This is all just so irritating… we have no idea what will happen, but every day someone comes out with a new idea or thought that is just as ludicrous as yesterday’s brain fart of the day. People just don’t get it and it’s almost enough to make you scream! =)

Frankly, I just think it’s going to rock that I can have one powerbook to carry around running XP, Mandriva, Annvix (for testing), and OS X rather than carrying around both my current powerbook and my compaq x86_64 laptop. I’m all for this move and can’t wait for some faster, more powerful, and most importantly 64bit laptops to roll out of Cuppertino. I use what I use when I need it and where I need it, and in some cases Linux does a better job, in most (for me, for my desktop) OS X does a better job, and in one case (EQ) Windows does it best. It’s called the right tool for the right job and I love that in two years I will have so much flexibility I won’t know what do with myself.

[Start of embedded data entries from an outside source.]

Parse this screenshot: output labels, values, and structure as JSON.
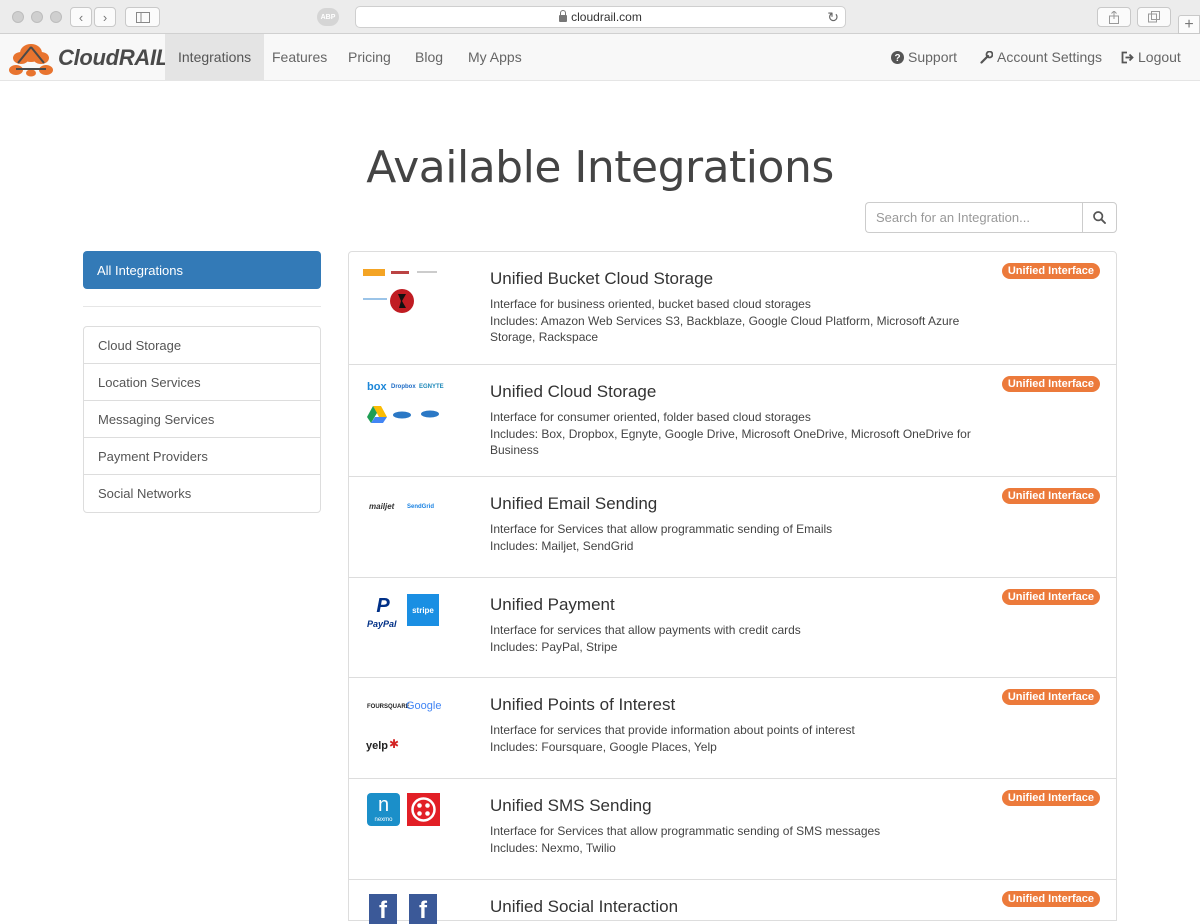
{
  "browser": {
    "url": "cloudrail.com",
    "adblock_label": "ABP"
  },
  "navbar": {
    "brand": "CloudRAIL",
    "items": [
      {
        "label": "Integrations"
      },
      {
        "label": "Features"
      },
      {
        "label": "Pricing"
      },
      {
        "label": "Blog"
      },
      {
        "label": "My Apps"
      }
    ],
    "right": {
      "support": "Support",
      "account": "Account Settings",
      "logout": "Logout"
    }
  },
  "page_title": "Available Integrations",
  "search": {
    "placeholder": "Search for an Integration..."
  },
  "sidebar": {
    "all_label": "All Integrations",
    "categories": [
      {
        "label": "Cloud Storage"
      },
      {
        "label": "Location Services"
      },
      {
        "label": "Messaging Services"
      },
      {
        "label": "Payment Providers"
      },
      {
        "label": "Social Networks"
      }
    ]
  },
  "integrations": [
    {
      "title": "Unified Bucket Cloud Storage",
      "description": "Interface for business oriented, bucket based cloud storages",
      "includes": "Includes: Amazon Web Services S3, Backblaze, Google Cloud Platform, Microsoft Azure Storage, Rackspace",
      "badge": "Unified Interface",
      "logos": [
        "amazon-web-services-logo",
        "backblaze-logo",
        "google-cloud-logo",
        "microsoft-azure-logo",
        "rackspace-logo"
      ]
    },
    {
      "title": "Unified Cloud Storage",
      "description": "Interface for consumer oriented, folder based cloud storages",
      "includes": "Includes: Box, Dropbox, Egnyte, Google Drive, Microsoft OneDrive, Microsoft OneDrive for Business",
      "badge": "Unified Interface",
      "logos": [
        "box-logo",
        "dropbox-logo",
        "egnyte-logo",
        "google-drive-logo",
        "onedrive-logo",
        "onedrive-business-logo"
      ]
    },
    {
      "title": "Unified Email Sending",
      "description": "Interface for Services that allow programmatic sending of Emails",
      "includes": "Includes: Mailjet, SendGrid",
      "badge": "Unified Interface",
      "logos": [
        "mailjet-logo",
        "sendgrid-logo"
      ]
    },
    {
      "title": "Unified Payment",
      "description": "Interface for services that allow payments with credit cards",
      "includes": "Includes: PayPal, Stripe",
      "badge": "Unified Interface",
      "logos": [
        "paypal-logo",
        "stripe-logo"
      ]
    },
    {
      "title": "Unified Points of Interest",
      "description": "Interface for services that provide information about points of interest",
      "includes": "Includes: Foursquare, Google Places, Yelp",
      "badge": "Unified Interface",
      "logos": [
        "foursquare-logo",
        "google-logo",
        "yelp-logo"
      ]
    },
    {
      "title": "Unified SMS Sending",
      "description": "Interface for Services that allow programmatic sending of SMS messages",
      "includes": "Includes: Nexmo, Twilio",
      "badge": "Unified Interface",
      "logos": [
        "nexmo-logo",
        "twilio-logo"
      ]
    },
    {
      "title": "Unified Social Interaction",
      "description": "",
      "includes": "",
      "badge": "Unified Interface",
      "logos": [
        "facebook-logo",
        "facebook-logo"
      ]
    }
  ],
  "logo_text": {
    "box": "box",
    "dropbox": "Dropbox",
    "egnyte": "EGNYTE",
    "mailjet": "mailjet",
    "sendgrid": "SendGrid",
    "paypal": "PayPal",
    "stripe": "stripe",
    "foursquare": "FOURSQUARE",
    "google": "Google",
    "yelp": "yelp",
    "nexmo": "nexmo",
    "facebook": "f"
  },
  "colors": {
    "accent_blue": "#337ab7",
    "badge_orange": "#ec7a3b",
    "brand_orange": "#e8742f"
  }
}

They’re going to have to start coming out with some much larger-sized laptop hard drives. That is what people should be worrying about.

Oh, and the one seriously huge plus about OS X running on x86? VMware. None of this VirtualPC slow-as-slugs stuff. I am dying for the day to get an OS X-native VMware that I can fire up my two dozen virtual machines (Linux, *BSD, Windows) and work with it on a mac. It gives me shivers just thinking about it.

Did I mention we’re going to need much larger-sized laptop drives?